CITTADELLA. Picchiato dai condomini, cade e batte la testa. Un non vedente, già vittima di persecuzioni nel novembre scorso, è tornato a denunciare un nuovo grave episodio. Gianni Mattiolo, 70 anni, vive in Borgo Treviso. Racconta l’aggressione che ha subito: «Lunedì sera, poco prima delle 19.30, sono sceso come faccio sempre in garage con il mio cane guida e risalendo nel mio appartamento ho trovato una donna che mi ha sbattuto la porta d’ingresso del condominio in faccia. Poi l’ha riaperta e mi ha colpito due volte in testa, non mi pare abbia usato le mani, ma un oggetto».

Ai carabinieri di Cittadella, il 70enne ha spiegato di aver riconosciuto la voce di una condomina. «Dopo essere stato colpito», spiega, «sono caduto a terra. Mi sono rialzato, ho suonato i campanelli dei condomini, perché mi aprissero». Nessuna risposta: «Risalendo le scale ho trovato un’altra persona, che ha iniziato a prendermi a calci, fino a farmi arrivare sul pianerottolo. Di nuovo, mi sono sbilanciato e sono finito a terra».

Disperato, l’anziano ha iniziato a gridare: «Chiedevo aiuto, continuamente, e alla fine solo un condomino è uscito a soccorrermi». Una situazione drammatica, per certi versi inquietante: «Qualcuno ha chiamato i carabinieri. È arrivata anche mia moglie, che subito ha allertato il 118». I sanitari del Pronto soccorso lo hanno accompagnato in ospedale, dove ha ricevuto le cure: ha subito un trauma cranico, dovrebbe riprendersi nel giro di una decina di giorni. «Siamo andati dalle forze dell’ordine a denunciare questa aggressione».
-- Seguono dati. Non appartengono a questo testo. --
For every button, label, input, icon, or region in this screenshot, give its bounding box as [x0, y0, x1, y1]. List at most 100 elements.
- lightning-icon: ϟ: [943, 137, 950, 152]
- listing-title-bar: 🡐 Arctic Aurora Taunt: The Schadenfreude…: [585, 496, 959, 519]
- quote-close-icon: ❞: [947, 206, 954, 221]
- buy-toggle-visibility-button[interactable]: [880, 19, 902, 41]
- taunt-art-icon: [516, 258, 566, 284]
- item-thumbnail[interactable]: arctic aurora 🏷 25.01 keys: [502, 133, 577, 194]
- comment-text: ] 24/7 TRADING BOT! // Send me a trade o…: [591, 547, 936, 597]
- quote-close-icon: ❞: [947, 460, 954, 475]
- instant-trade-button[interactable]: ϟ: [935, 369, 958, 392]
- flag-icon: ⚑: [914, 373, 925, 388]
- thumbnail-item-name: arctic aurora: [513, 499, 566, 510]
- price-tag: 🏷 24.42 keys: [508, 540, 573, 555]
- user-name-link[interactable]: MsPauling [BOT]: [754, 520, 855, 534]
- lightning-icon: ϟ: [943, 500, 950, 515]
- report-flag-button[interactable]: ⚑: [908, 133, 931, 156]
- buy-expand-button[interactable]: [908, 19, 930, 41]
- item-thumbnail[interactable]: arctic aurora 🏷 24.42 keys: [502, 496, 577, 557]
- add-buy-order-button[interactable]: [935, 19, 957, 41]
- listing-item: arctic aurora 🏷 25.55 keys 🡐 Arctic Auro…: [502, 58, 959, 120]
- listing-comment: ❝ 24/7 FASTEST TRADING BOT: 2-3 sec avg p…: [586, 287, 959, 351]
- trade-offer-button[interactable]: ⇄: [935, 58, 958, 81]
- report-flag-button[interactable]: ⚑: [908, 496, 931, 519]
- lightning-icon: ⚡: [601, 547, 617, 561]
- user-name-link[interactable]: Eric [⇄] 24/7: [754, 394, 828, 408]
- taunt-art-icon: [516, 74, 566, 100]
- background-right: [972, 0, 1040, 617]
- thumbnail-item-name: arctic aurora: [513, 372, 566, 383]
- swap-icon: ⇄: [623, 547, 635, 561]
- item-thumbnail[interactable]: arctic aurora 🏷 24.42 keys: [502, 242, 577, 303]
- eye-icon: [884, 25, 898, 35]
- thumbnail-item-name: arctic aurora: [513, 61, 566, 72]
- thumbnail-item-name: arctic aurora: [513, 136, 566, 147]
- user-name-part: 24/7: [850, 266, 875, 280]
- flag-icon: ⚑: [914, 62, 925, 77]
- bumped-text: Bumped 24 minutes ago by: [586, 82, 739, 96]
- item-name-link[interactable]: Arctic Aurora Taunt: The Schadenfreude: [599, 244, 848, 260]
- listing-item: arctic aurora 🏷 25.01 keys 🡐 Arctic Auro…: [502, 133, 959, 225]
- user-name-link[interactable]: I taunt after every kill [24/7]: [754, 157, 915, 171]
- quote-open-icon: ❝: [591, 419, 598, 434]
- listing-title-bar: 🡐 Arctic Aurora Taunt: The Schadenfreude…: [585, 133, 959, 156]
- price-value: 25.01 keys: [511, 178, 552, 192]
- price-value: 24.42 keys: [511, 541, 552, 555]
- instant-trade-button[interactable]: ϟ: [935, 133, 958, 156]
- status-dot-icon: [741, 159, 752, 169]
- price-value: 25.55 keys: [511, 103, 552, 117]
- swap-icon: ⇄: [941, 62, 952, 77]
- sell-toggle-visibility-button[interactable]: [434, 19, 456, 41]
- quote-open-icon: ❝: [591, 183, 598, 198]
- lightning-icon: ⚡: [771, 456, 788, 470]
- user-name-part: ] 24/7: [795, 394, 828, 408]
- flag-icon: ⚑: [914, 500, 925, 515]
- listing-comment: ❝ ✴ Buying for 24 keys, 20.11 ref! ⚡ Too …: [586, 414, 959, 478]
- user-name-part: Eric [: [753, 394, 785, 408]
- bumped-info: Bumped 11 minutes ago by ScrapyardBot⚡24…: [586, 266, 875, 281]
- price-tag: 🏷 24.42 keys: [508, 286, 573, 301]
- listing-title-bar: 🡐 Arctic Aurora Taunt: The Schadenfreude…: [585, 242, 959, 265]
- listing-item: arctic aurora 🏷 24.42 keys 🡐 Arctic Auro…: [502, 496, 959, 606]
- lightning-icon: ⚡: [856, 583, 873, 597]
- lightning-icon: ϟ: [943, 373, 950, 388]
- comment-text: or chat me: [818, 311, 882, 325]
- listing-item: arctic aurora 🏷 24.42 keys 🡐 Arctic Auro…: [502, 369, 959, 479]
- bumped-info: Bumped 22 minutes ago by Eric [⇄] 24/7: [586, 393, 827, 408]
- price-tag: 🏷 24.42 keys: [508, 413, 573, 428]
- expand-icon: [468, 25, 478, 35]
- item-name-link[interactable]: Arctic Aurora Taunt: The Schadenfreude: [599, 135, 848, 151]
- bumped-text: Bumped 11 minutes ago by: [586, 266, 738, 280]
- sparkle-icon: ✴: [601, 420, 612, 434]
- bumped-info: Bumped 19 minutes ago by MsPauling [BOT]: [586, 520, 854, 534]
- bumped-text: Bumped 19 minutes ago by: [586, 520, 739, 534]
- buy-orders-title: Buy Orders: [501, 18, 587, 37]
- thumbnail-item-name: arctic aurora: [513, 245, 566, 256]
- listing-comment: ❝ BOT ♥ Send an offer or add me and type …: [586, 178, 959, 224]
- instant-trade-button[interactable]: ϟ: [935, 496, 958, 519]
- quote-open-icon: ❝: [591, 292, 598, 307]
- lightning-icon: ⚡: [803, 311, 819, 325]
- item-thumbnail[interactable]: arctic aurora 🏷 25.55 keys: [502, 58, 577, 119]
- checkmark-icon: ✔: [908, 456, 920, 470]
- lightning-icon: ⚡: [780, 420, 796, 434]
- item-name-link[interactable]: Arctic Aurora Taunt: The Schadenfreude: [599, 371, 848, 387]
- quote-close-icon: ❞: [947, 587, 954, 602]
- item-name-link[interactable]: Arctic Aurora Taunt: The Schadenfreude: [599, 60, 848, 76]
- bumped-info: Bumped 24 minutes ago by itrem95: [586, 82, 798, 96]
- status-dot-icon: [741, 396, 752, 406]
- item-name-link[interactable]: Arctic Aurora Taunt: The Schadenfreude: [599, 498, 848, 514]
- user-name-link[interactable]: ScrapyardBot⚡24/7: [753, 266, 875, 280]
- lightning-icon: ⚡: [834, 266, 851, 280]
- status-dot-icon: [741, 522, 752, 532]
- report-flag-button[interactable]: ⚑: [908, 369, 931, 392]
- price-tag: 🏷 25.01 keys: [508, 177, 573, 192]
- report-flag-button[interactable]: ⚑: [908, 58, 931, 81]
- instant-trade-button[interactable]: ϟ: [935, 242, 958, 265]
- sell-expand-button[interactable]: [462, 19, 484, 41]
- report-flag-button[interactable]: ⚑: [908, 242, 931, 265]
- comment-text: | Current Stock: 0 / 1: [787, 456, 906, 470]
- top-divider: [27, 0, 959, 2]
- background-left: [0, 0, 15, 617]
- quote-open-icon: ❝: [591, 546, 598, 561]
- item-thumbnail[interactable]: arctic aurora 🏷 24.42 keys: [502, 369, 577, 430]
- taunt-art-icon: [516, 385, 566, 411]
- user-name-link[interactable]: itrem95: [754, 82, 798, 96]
Tre mesi fa Mattiolo era stato preso di mira nel parcheggio del supermercato Alì, a due passi da casa: una persona gli aveva spinto contro un cane, il Labrador dell’anziano lo aveva difeso. Anche allora era caduto, provocandosi alcune ferite, e nessuno era arrivato a sostenerlo, tutto si era consumato in una indifferenza desolante. La figlia Anna è molto preoccupata: «Stiamo assistendo ad una escalation di cattiveria nei confronti di mio padre». Mattiolo lavorava in banca, è stato costretto a convivere con la cecità 5 anni fa. Il suo cane, Britney, ha portato spazi di libertà nella sua vita, gli ha regalato una nuova indipendenza, ma forse non è stato “digerito” da alcune persone. Vittima di una situazione intollerabile, Mattiolo ha deciso di resistere, non vuole darla vinta ai violenti: «Non voglio lasciare questo condominio, ho usato il mio tfr per sistemare l’appartamento e ora voglio restare qui. Mi accontento solo di vivere in santa pace».